Mario Balotelli, infatti, è stato squalificato dal giudice per tre giornate: una, automatica, era scattata subito dopo l'ammonizione presa dal giocatore durante Fiorentina-Milan, la quarta in campionato; mentre le altre due sono state comminate a Balotelli per "avere al termine - si legge nel comunicato del giudice - della gara, nel recinto di giuoco, rivolto ad un Arbitro addizionale un'espressione ingiuriosa".
Nel dopopartita un nervoso Mario Balotelli, dopo aver discusso animatamente con il portiere viola Viviano, avrebbe detto all'arbitro di porta Doveri, che stava osservando la scena: "Che c***o guardi?". Il Milan per ora non commenta la decisione del giudice ma ha già annunciato ricorso. Balotelli rischia di perdere, oltre alla partita con il Napoli di domenica prossima, anche le sfide contro la Juventus e il Catania.

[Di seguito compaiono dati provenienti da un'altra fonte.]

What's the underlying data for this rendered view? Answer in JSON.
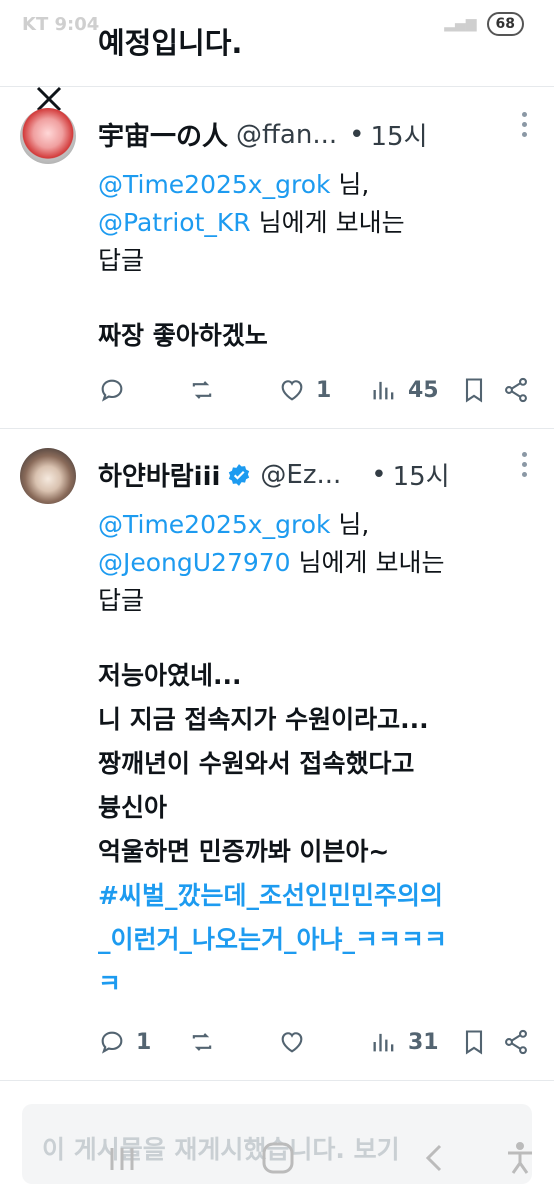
{
  "status_bar": {
    "carrier": "KT 9:04",
    "battery": "68"
  },
  "top_text": "예정입니다.",
  "tweets": [
    {
      "name": "宇宙一の人",
      "handle": "@ffan...",
      "dot": "•",
      "time": "15시",
      "reply_to_1": "@Time2025x_grok",
      "reply_suffix_1": " 님,",
      "reply_to_2": "@Patriot_KR",
      "reply_suffix_2": " 님에게 보내는",
      "reply_suffix_3": "답글",
      "body": [
        "짜장 좋아하겠노"
      ],
      "actions": {
        "replies": "",
        "likes": "1",
        "views": "45"
      }
    },
    {
      "name": "하얀바람iii",
      "handle": "@Ez...",
      "dot": "•",
      "time": "15시",
      "reply_to_1": "@Time2025x_grok",
      "reply_suffix_1": " 님,",
      "reply_to_2": "@JeongU27970",
      "reply_suffix_2": " 님에게 보내는",
      "reply_suffix_3": "답글",
      "body": [
        "저능아였네...",
        "니 지금 접속지가 수원이라고...",
        "짱깨년이 수원와서 접속했다고",
        "븅신아",
        "억울하면 민증까봐 이븐아~"
      ],
      "hashtag_line_1": "#씨벌_깠는데_조선인민민주의의",
      "hashtag_line_2": "_이런거_나오는거_아냐_ㅋㅋㅋㅋ",
      "hashtag_line_3": "ㅋ",
      "actions": {
        "replies": "1",
        "likes": "",
        "views": "31"
      }
    }
  ],
  "repost_banner": "이 게시물을 재게시했습니다. 보기",
  "colors": {
    "accent": "#1d9bf0",
    "text": "#0f1419",
    "muted": "#536471"
  }
}
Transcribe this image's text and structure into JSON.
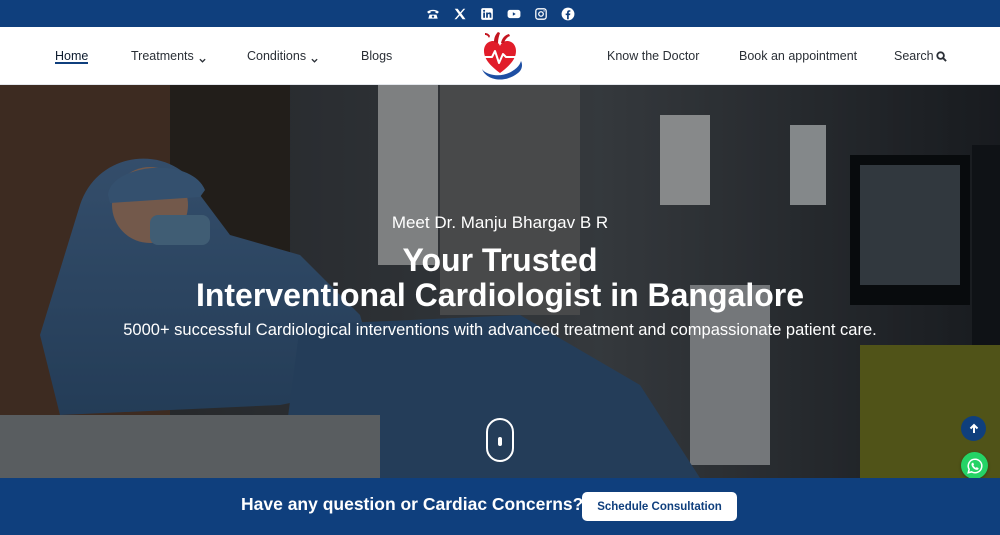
{
  "social": {
    "icons": [
      "phone-icon",
      "x-twitter-icon",
      "linkedin-icon",
      "youtube-icon",
      "instagram-icon",
      "facebook-icon"
    ]
  },
  "nav": {
    "home": "Home",
    "treatments": "Treatments",
    "conditions": "Conditions",
    "blogs": "Blogs",
    "doctor": "Know the Doctor",
    "book": "Book an appointment",
    "search": "Search"
  },
  "hero": {
    "kicker": "Meet Dr. Manju Bhargav B R",
    "title_line1": "Your Trusted",
    "title_line2": "Interventional Cardiologist in Bangalore",
    "subtitle": "5000+ successful Cardiological interventions with advanced treatment and compassionate patient care."
  },
  "cta": {
    "question": "Have any question or Cardiac Concerns?",
    "button": "Schedule Consultation"
  },
  "colors": {
    "brand_navy": "#0f3f7d",
    "logo_red": "#e11d2a",
    "whatsapp_green": "#25d366"
  }
}
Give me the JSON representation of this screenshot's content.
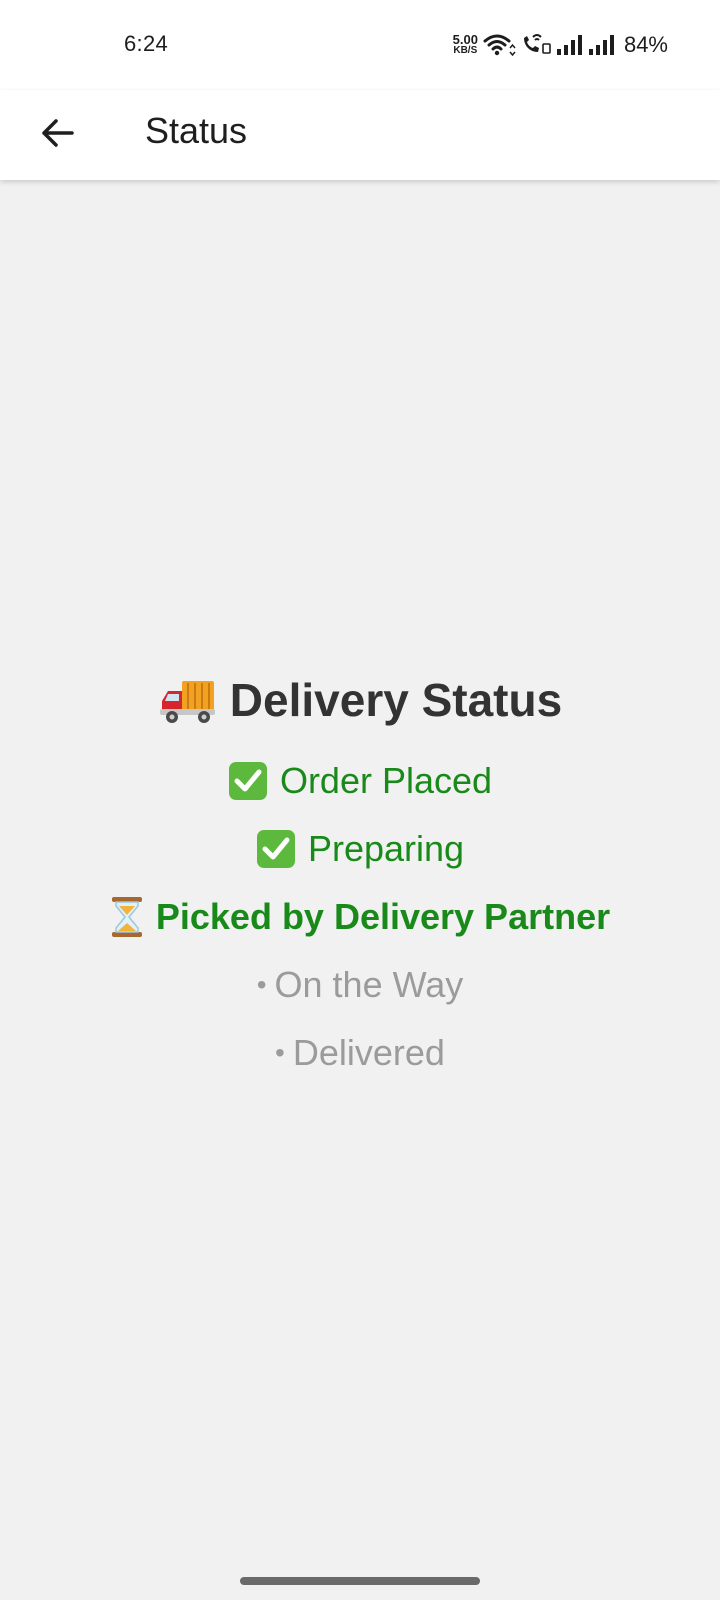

Per quanto riguarda sempre Fiorentina-Milan, il giudice sportivo ha squalificato il viola Tomovic, che nel match aveva subito un rosso quantomeno dubbio, solamente per una giornata. Il giudice ha letto il referto dell'arbitro Tagliavento e ha spiegato che la squalifica è "per avere commesso un intervento falloso su un avversario in possesso di una chiara occasione da rete" e, quindi, non per la (presunta) gomitata.
Una spiegazione che lascia però molti dubbi nei tifosi viola dato che il fallo di Tomovic su El Shaarawy è avvenuto pochi metri dopo la linea di centrocampo.
Sospiri di sollievo, dicevamo, in casa Inter. Il principio di rissa nel finale di Inter-Atalanta è costata solamente una giornata di squalifica a Schelotto. Molto peggio è andata all'Atalanta: una giornata per Cigarini (protagonista dell'accenno di rissa con Schelotto), tre giornate per Raimondi (espulso in campo per avere colpito con un pugno al volto un avversario) e tre per Carmona (per avere colpito, al termine della gara, un componente della panchina interista).